A substantial debt increase after 2008 can also be observed here; and Europeans also have to deal with ballooning contingent welfare liabilities. With all the discussion already raging across Europe about wealth transfers – within social classes, within country regions and even across countries themselves – one wonders when the young(ish) will enter the debate versus their elders in earnest. With youth unemployment remaining at stubbornly high levels in many Eurozone countries, it probably won’t be that far off.
And it’s not just that debt loads are rising fast. In many Western nations there are now less kids around to pay for the whole thing. For instance, the number of newborns in Portugal just hit new decadal lows. There is little doubt that kids in these countries will struggle to continue to pay for their parents’ retirement, on top of all the debts we are already bequeathing them.
OK, but the argument is that if central banks and governments had not acted the way they did back in 2008, the world would have plunged into another great depression. That may be true, but who was responsible for getting us that close to the brink in the first place? Organizations in crisis tend to make the same mistakes as before, only faster and with greater intensity. The seeds of that crisis were sown many years before, just as now we might be sowing the seeds for an even bigger crisis in the future. Why should the kids have to pay for this?

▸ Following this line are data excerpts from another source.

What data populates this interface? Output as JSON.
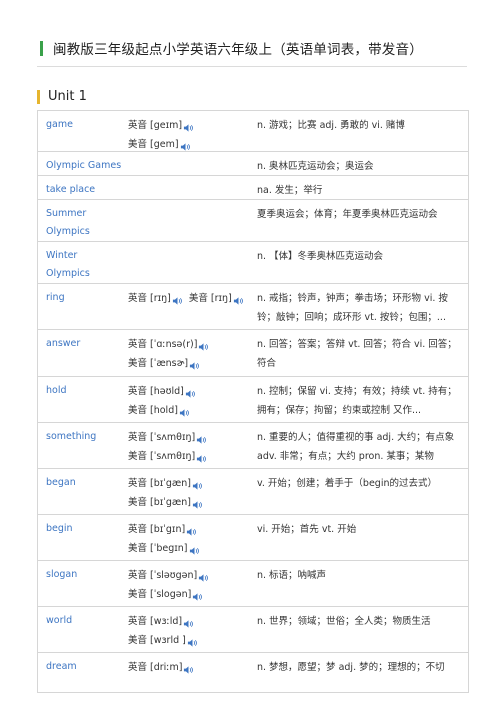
{
  "page_title": "闽教版三年级起点小学英语六年级上（英语单词表，带发音）",
  "unit_title": "Unit 1",
  "rows": [
    {
      "word": "game",
      "pron": [
        "英音 [geɪm]",
        "美音 [gem]"
      ],
      "def": "n. 游戏；比赛 adj. 勇敢的 vi. 赌博",
      "h": 41
    },
    {
      "word": "Olympic Games",
      "pron": [],
      "def": "n. 奥林匹克运动会；奥运会",
      "h": 24
    },
    {
      "word": "take place",
      "pron": [],
      "def": "na. 发生；举行",
      "h": 24
    },
    {
      "word": "Summer Olympics",
      "pron": [],
      "def": "夏季奥运会；体育；年夏季奥林匹克运动会",
      "h": 42
    },
    {
      "word": "Winter Olympics",
      "pron": [],
      "def": "n. 【体】冬季奥林匹克运动会",
      "h": 42
    },
    {
      "word": "ring",
      "pron": [
        "英音 [rɪŋ]  美音 [rɪŋ]"
      ],
      "def": "n. 戒指；铃声，钟声；拳击场；环形物 vi. 按铃；敲钟；回响；成环形 vt. 按铃；包围；...",
      "h": 46
    },
    {
      "word": "answer",
      "pron": [
        "英音 [ˈɑːnsə(r)]",
        "美音 [ˈænsɚ]"
      ],
      "def": "n. 回答；答案；答辩 vt. 回答；符合 vi. 回答；符合",
      "h": 47
    },
    {
      "word": "hold",
      "pron": [
        "英音 [həʊld]",
        "美音 [hold]"
      ],
      "def": "n. 控制；保留 vi. 支持；有效；持续 vt. 持有；拥有；保存；拘留；约束或控制 又作...",
      "h": 46
    },
    {
      "word": "something",
      "pron": [
        "英音 [ˈsʌmθɪŋ]",
        "美音 [ˈsʌmθɪŋ]"
      ],
      "def": "n. 重要的人；值得重视的事 adj. 大约；有点象 adv. 非常；有点；大约 pron. 某事；某物",
      "h": 46
    },
    {
      "word": "began",
      "pron": [
        "英音 [bɪˈgæn]",
        "美音 [bɪˈgæn]"
      ],
      "def": "v. 开始；创建；着手于（begin的过去式）",
      "h": 46
    },
    {
      "word": "begin",
      "pron": [
        "英音 [bɪˈgɪn]",
        "美音 [ˈbegɪn]"
      ],
      "def": "vi. 开始；首先 vt. 开始",
      "h": 46
    },
    {
      "word": "slogan",
      "pron": [
        "英音 [ˈsləʊgən]",
        "美音 [ˈslogən]"
      ],
      "def": "n. 标语；呐喊声",
      "h": 46
    },
    {
      "word": "world",
      "pron": [
        "英音 [wɜːld]",
        "美音 [wɜrld ]"
      ],
      "def": "n. 世界；领域；世俗；全人类；物质生活",
      "h": 46
    },
    {
      "word": "dream",
      "pron": [
        "英音 [driːm]"
      ],
      "def": "n. 梦想，愿望；梦 adj. 梦的；理想的；不切",
      "h": 40
    }
  ],
  "colors": {
    "word": "#3d75c2",
    "title_bar": "#3aa14a",
    "unit_bar": "#e6b52e",
    "speaker": "#3d75c2"
  }
}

Kotlikoff (and also Paul Samuelson before him) was warning much before 2008 that the burden of fiscal policy excesses is going to be unfairly paid by future generations. Nobody in the political and central banking circles seems to care; and frankly, neither do most of us in our societies. For one, we don’t recalling seeing any headlines like “More QE; Investors Cheer as Kids Are Screwed Once Again.”
In fact, given the way that we are treating the environment and our planet, going broke might be the least of their worries.
Therefore, let’s pat ourselves in the back because the Great Recession is behind us and US nominal GDP is up 16% since 2007 – even if the federal government debt is 140% higher over the same period (Z1 report, Federal Reserve). Let’s all hope the ECB, the Fed or whatever central bank of the day do yet another big round of QE; prosperity for all is just around the corner!
But above all let’s spare a thought for the children around us. They will need all the encouragement they can get.